Probably the biggest evolution is skills have become more ubiquitous. What were amazing stuff that were the tools of a few select fighters are adopted far more across the board. Then, the big thing most people miss is the adaptations to take those skills away from fighters in a fight.
The old cliche is; everybody looks like a champ hitting the heavy bag. Which is to say, what great fighters do is limit the tools thier opposition can use in a fight, choke them of options and force them into areas of the fight that favour the great fighter or set traps in the same manner, exploit what the other guy thinks they are good at. The better a fighter the harder (in general) it is to take stuff away from them they lean on as core to thier style . As a sidenote, this is one of the main reasons a good jab (aside from set ups) or being able to hurt someone to make them respect you are so important. Two of the most important tools to take stuff away from the other guy.
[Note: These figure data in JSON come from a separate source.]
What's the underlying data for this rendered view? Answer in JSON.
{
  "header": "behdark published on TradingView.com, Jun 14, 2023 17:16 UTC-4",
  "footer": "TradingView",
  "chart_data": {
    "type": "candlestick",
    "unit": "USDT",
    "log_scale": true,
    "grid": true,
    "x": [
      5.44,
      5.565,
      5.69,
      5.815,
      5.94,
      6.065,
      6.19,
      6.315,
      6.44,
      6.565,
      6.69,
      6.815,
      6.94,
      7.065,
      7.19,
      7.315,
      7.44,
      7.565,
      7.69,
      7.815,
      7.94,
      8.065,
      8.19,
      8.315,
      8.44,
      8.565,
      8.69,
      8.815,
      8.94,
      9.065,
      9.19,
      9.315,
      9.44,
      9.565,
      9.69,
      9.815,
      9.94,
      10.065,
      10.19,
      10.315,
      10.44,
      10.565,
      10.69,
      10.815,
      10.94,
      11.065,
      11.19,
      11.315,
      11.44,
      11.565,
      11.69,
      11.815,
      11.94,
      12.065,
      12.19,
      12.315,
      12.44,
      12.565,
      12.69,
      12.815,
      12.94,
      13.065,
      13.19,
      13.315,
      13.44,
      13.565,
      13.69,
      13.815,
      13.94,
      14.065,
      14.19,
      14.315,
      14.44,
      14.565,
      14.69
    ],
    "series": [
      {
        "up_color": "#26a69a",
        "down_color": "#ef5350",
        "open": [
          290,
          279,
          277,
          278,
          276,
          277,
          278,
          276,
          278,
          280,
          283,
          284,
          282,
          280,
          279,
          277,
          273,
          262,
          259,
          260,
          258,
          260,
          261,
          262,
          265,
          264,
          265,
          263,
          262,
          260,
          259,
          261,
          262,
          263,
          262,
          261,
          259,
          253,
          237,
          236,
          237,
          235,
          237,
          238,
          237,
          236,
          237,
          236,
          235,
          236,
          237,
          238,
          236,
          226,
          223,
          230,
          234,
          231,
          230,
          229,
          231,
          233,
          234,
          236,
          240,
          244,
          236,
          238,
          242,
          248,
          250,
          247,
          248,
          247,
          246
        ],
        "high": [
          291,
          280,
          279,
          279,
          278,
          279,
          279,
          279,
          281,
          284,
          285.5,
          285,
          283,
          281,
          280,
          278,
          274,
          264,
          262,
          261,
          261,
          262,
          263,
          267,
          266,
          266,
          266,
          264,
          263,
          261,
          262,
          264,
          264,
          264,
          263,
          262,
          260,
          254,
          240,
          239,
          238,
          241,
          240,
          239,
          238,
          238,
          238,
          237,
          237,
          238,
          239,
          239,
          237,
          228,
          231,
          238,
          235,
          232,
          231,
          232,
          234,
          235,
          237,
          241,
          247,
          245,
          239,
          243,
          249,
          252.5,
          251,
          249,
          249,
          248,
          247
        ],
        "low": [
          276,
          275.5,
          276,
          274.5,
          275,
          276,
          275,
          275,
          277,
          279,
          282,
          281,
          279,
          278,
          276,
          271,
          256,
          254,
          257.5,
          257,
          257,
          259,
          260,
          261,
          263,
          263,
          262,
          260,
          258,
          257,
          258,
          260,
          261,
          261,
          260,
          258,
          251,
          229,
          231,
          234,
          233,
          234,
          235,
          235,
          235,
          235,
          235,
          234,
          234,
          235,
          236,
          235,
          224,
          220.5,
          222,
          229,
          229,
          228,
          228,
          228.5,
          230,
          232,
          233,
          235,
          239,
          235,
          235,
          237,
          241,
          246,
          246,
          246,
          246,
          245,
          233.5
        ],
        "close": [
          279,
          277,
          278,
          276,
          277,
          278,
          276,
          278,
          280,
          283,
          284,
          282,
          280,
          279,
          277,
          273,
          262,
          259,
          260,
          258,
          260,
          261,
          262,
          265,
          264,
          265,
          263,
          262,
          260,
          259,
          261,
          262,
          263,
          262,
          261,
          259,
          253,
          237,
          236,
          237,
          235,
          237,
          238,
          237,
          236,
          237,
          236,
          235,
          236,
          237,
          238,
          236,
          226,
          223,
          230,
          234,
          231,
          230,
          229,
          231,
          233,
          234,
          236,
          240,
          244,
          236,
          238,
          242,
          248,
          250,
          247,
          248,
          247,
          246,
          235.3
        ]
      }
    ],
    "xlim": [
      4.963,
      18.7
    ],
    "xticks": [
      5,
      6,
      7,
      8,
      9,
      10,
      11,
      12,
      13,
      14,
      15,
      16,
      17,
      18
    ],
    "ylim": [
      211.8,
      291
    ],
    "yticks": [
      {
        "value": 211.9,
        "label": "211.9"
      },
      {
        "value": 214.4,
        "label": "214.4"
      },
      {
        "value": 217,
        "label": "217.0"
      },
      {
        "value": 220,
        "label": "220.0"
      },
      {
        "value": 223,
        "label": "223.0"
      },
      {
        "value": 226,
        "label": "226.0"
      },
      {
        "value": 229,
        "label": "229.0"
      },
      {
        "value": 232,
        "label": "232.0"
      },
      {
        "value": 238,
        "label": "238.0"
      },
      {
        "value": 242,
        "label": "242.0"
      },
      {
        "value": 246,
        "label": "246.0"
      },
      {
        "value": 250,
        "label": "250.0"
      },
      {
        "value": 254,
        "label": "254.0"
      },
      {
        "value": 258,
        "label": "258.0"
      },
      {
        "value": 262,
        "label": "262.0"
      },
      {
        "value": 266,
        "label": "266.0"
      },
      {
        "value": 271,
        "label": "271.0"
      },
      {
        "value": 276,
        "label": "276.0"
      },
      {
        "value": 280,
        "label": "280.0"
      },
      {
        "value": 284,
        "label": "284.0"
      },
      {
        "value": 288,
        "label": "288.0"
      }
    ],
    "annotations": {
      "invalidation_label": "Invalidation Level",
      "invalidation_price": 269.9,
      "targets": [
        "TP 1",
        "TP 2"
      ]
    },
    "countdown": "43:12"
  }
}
If you can't make a guy respect you he can throw with far more impunity. If you can't check someone at range they have so many more options.
The cycle is
Innovation, adoptation by the masses, adaptation, negation and exploitation of what was innovative and so on. As a combat sport matures the innovations become smaller and more tailored. Sometimes more discrete (a specific defence for a sub for example) or more generalized (changes to stances). Then, like fashion, a technique might fall out of usage for sometimes decades (I'm talking about boxing or MT precedents here) until it becomes unusual and innovative again. Or a new innovation may necessitate an old technique as a counter tactic.
I could list all sorts of specifics but this is the general pattern trainers and fighters (once again I'm far more familiar with MT and boxing for the purposes of training) work through.
Evolution never stops, it just becomes harder to discern from the outside unless it's something overt like calf kick adoption (which is a recycled technique in and of itself).